The median income for a household in the city was $47,639, and the median income for a family was $52,632. Males had a median income of $38,188 versus $24,636 for females. The per capita income for the city was $22,715. About 1.6% of families and 6.4% of the population were below the poverty line, including 0% of those under age 18 and 16.0% of those age 65 or over.
==Education==
Valentine is in Valentine Community Schools.

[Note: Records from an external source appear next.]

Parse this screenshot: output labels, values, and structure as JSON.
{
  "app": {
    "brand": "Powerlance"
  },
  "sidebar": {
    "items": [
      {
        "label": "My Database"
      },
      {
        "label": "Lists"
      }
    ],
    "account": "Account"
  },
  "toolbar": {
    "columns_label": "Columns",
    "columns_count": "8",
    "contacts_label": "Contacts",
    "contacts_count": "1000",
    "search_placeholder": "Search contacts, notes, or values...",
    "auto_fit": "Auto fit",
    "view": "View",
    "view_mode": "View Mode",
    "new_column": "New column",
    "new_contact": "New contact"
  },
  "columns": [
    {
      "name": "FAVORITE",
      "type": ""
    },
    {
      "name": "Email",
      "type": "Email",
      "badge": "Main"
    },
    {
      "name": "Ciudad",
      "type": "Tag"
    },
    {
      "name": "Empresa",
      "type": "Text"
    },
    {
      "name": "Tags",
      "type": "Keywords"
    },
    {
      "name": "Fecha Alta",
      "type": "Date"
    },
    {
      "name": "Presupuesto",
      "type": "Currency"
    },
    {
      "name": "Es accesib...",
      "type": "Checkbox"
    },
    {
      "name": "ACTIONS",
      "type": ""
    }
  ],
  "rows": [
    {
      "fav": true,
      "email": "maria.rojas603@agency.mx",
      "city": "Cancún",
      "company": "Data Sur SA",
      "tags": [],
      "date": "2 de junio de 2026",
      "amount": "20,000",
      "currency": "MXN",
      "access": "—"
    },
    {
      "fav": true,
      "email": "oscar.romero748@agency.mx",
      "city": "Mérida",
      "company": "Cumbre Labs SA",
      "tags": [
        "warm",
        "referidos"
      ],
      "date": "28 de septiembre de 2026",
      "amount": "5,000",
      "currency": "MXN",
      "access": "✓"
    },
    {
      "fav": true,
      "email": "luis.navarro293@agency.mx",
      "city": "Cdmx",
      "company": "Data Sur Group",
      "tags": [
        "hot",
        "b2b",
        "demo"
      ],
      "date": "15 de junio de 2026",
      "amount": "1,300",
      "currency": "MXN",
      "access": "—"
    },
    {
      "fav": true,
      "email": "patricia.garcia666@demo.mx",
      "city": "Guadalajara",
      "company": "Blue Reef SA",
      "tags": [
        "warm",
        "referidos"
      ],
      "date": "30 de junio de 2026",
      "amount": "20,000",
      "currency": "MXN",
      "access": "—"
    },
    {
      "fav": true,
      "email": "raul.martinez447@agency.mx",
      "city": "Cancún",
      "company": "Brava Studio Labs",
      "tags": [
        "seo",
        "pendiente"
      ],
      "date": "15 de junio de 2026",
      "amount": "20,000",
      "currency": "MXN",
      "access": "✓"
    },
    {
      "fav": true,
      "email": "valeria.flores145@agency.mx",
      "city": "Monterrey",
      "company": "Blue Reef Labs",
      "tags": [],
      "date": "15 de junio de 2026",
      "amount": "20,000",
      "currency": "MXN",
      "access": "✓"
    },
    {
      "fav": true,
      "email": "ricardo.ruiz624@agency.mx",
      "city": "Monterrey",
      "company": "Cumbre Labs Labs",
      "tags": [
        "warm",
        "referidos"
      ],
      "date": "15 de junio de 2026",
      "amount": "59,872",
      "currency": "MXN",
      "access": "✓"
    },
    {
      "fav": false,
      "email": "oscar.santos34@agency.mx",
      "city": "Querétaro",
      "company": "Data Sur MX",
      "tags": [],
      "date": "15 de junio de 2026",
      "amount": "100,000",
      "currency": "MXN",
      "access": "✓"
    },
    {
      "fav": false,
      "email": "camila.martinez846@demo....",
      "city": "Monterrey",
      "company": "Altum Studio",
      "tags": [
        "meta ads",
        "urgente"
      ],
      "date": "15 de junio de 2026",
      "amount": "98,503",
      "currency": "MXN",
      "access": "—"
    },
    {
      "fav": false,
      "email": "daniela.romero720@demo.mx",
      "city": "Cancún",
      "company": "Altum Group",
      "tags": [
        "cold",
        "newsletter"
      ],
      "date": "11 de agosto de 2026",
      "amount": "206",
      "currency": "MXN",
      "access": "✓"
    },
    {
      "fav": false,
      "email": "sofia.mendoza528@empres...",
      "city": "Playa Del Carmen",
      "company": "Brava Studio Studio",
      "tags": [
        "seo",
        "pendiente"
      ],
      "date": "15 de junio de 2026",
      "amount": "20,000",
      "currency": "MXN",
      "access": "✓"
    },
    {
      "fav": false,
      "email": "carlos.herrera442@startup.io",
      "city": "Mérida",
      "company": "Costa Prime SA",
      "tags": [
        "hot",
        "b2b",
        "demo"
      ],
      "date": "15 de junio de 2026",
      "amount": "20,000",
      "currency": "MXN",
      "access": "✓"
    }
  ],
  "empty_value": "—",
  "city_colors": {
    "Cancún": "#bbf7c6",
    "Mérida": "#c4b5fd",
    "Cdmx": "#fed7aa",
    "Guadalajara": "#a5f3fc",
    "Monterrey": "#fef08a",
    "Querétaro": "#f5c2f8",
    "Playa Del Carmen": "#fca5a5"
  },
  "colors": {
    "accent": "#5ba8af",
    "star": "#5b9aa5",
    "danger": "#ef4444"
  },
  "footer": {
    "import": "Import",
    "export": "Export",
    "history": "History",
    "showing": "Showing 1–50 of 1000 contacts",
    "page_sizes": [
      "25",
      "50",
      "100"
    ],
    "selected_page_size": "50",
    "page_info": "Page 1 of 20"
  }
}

Valentine City Schools was the school district until it merged into Valentine Community Schools in 2006.

Schools include:
- Valentine Elementary School
- Valentine Middle School
- Valentine High School

Private schools:
- Grace Lutheran School
- Zion Lutheran School

==Transportation==
Valentine Bike Share operates a bikeshare station along the Cowboy Trail. Open Plains Transit provides dial-a-ride transit service on weekdays.

==Notable people==
- Lyman Lloyd Bryson, CBS Radio broadcaster and American educator. Bryson moderated CBS Radio's The American School of the Air during the 1940s.
- Edward Day Cohota was a Chinese-born and ethnic Chinese veteran who fought in the American Civil War and later served thirty years in the Army.
- James Dahlman was mayor of Omaha from 1906 to 1930.
- Clayton Danks, model of the Wyoming state symbol of the cowboy on a bucking horse, homesteaded near Valentine.
- Patrick Deuel was formerly among the world's heaviest people.
- Rebecca Donaldson, fictional character on Full House, states that her hometown was Valentine.
- Deb Fischer, U.S. Senator, operates a ranch near Valentine.
- Leta Stetter Hollingworth, graduated from Valentine High School in 1902, child psychologist, educator and feminist, married to Harry L. Hollingworth.
- Tim Walz, Governor of Minnesota, former U.S. Representative and 2024 Democratic nominee for Vice President.

==Culture==
In 2011/2012, an independent feature film, The Aviation Cocktail, had its principal photography in Valentine.